BMI: An analysis of AD neuropathology in a sample of autopsies from the U.S. National Alzheimer’s Coordinating Center database (n=1,421) found that lower body-mass index in late-life was predictive of Alzheimer’s neuropathology and clinical dementia (Duskin et al. AAN 2017; abstract P2.093). The analysis controlled for age, education, race, sex and APOEe4. Late-life BMI was not associated with cerebrovascular disease and was not predictive of Ischemic Injury Scale score.
Mucosal p-tau: The proportion of p-tau-positive cells in oral mucosal cells is significantly higher in patients with Alzheimer’s disease compared to healthy age-matched controls (Arredondo et al. AAN 2017; abstract P01.097).

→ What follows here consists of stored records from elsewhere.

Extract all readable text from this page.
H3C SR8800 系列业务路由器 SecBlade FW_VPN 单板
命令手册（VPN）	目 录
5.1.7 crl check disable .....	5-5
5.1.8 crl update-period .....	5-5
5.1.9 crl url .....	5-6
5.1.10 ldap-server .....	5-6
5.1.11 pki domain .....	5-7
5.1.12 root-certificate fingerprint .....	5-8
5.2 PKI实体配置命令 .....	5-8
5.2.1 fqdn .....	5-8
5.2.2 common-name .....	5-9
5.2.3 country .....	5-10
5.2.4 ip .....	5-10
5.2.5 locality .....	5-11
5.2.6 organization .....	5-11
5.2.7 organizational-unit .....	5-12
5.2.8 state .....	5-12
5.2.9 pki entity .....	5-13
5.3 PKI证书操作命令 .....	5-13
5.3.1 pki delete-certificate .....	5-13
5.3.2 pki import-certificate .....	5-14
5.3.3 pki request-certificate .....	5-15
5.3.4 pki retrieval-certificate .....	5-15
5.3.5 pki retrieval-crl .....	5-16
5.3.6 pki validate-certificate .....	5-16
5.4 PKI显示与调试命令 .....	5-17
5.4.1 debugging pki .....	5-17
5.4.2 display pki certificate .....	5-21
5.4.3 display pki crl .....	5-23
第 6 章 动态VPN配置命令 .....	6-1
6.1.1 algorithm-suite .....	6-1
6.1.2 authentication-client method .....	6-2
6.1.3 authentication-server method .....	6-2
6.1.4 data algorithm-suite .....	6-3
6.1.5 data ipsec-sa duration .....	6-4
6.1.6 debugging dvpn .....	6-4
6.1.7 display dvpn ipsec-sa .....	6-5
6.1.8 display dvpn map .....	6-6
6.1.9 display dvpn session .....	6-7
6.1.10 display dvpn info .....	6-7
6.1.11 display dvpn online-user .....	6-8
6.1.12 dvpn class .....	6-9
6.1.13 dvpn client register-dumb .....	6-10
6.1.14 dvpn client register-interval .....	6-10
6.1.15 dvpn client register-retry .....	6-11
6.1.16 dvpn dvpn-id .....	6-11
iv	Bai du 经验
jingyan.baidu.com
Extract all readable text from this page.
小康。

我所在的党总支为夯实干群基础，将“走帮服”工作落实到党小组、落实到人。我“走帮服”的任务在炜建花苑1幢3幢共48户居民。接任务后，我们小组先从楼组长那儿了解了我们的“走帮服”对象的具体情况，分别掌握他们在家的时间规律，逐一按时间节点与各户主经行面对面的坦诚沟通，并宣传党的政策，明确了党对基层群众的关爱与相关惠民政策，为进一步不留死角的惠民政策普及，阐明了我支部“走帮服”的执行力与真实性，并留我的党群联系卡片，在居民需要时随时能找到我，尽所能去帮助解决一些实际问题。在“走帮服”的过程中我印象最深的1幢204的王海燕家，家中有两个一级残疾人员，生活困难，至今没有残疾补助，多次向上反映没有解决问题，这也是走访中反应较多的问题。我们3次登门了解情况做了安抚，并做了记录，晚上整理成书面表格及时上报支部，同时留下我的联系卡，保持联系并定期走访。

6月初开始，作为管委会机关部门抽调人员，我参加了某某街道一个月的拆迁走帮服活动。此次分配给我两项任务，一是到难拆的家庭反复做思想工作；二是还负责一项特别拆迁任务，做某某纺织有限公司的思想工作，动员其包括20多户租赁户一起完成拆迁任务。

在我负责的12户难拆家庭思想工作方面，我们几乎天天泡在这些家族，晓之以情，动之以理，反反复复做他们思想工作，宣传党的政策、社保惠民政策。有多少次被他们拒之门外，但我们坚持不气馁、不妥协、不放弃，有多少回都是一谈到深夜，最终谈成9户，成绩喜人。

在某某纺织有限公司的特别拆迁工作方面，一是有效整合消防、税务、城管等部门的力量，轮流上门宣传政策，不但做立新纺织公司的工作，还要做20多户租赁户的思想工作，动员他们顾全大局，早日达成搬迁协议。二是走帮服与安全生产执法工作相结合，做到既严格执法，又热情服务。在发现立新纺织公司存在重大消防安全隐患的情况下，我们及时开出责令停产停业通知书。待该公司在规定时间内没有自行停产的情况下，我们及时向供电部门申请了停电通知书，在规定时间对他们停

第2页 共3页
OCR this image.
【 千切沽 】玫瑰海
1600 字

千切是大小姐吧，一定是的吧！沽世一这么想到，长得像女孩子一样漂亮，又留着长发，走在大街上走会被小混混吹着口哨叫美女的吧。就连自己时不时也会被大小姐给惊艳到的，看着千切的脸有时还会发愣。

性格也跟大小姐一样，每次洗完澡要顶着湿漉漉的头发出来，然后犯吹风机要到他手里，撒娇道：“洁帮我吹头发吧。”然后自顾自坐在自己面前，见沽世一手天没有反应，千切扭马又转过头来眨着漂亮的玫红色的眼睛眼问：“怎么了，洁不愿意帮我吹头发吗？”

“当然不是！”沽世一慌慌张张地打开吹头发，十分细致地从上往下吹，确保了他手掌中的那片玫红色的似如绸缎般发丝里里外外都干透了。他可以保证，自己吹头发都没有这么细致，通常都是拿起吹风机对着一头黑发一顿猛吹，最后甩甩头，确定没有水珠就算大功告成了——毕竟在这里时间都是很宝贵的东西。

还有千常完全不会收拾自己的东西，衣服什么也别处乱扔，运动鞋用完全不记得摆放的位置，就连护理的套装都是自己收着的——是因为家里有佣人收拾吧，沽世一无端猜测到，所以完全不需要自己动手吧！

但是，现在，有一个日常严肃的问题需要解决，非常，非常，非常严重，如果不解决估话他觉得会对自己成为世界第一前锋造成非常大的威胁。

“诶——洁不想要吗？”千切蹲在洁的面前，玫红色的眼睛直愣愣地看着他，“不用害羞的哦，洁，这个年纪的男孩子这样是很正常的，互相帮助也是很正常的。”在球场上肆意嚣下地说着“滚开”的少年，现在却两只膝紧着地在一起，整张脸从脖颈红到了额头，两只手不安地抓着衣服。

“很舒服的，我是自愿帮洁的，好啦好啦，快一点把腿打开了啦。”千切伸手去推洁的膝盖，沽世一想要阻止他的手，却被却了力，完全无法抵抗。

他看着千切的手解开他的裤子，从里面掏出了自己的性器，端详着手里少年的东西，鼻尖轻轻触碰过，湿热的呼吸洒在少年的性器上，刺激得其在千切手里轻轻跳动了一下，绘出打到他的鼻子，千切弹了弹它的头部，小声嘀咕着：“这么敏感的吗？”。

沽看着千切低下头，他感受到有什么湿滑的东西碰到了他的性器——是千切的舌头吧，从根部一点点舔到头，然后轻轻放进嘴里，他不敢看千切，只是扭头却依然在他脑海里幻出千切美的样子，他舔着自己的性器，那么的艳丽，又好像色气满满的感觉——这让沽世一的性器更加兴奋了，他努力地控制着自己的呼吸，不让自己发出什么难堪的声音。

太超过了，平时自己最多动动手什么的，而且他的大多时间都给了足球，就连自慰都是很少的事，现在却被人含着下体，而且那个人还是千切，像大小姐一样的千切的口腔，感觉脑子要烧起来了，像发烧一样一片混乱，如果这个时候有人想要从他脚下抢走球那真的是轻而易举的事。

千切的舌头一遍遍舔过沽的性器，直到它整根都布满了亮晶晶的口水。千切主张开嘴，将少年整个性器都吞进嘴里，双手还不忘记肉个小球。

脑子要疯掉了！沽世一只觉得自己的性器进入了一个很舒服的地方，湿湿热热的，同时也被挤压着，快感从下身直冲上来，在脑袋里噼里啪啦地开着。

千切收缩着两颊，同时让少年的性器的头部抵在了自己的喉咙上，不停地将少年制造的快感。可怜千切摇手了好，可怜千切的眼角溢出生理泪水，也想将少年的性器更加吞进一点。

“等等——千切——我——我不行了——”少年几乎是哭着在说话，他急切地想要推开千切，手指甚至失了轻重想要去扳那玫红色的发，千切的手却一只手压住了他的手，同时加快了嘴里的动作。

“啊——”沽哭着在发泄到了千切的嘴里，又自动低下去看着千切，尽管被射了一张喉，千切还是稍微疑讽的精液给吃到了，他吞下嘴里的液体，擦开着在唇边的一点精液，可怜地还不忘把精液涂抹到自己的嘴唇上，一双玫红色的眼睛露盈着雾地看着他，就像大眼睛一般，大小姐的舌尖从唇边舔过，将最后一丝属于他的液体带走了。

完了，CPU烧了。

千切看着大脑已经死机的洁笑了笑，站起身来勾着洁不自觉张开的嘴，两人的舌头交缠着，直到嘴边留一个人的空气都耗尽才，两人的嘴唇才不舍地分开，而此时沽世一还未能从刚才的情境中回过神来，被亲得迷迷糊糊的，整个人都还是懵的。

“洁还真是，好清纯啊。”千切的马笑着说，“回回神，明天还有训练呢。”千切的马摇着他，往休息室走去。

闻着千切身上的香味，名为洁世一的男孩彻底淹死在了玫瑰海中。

Positive cells were identified using image analysis from immunohistochemistry, and by flow cytometry. There were also higher levels of p-tau mRNA in AD subjects, as determined by real-time quantitative PCR. The results suggest that oral mucosal swabs may be used to support an AD diagnosis.
Heart rate variability (HRV): HRV due to autonomic denervation early in the clinical course of Parkinson’s disease has been proposed as an early biomarker to screen for PD prior to the onset of motor symptoms. A concern, however, is that HRV becomes less common with age. A new study assessed HRV in 164 older PD subjects and healthy controls (Christiansen et al. AAN 2017; abstract P01.110). Mean age was 75 years for PD patients and 81 years for controls. None of the HRV or EKG variables assessed differentiated PD subjects and controls, suggesting that HRV may be a useful measure only in younger subjects.
Post-stroke seizures: An analysis of the U.S. Nationwide Readmissions database found that the incidence of seizure in the one year post-stroke was low (Chaudhry et al. AAN 2017; abstract P2.245). The large dataset (n-557,033) included patients with ischemic stroke (IS; 89.3% of the sample), intracerebral hemorrhage (ICH; 7.8%); and subarachnoid hemorrhage (SAH; 2.9%). The estimated 1-year seizure rate was 1.01%. Predictors of seizure included seizure during hospitalization (odds ratio 7.51), sodium abnormalities during hospitalization (OR 1.43), age 60 years or younger (OR 1.26), and female sex (OR 1.14), The analysis did not support the use of routine anti-epileptic drug prophylaxis post-stroke.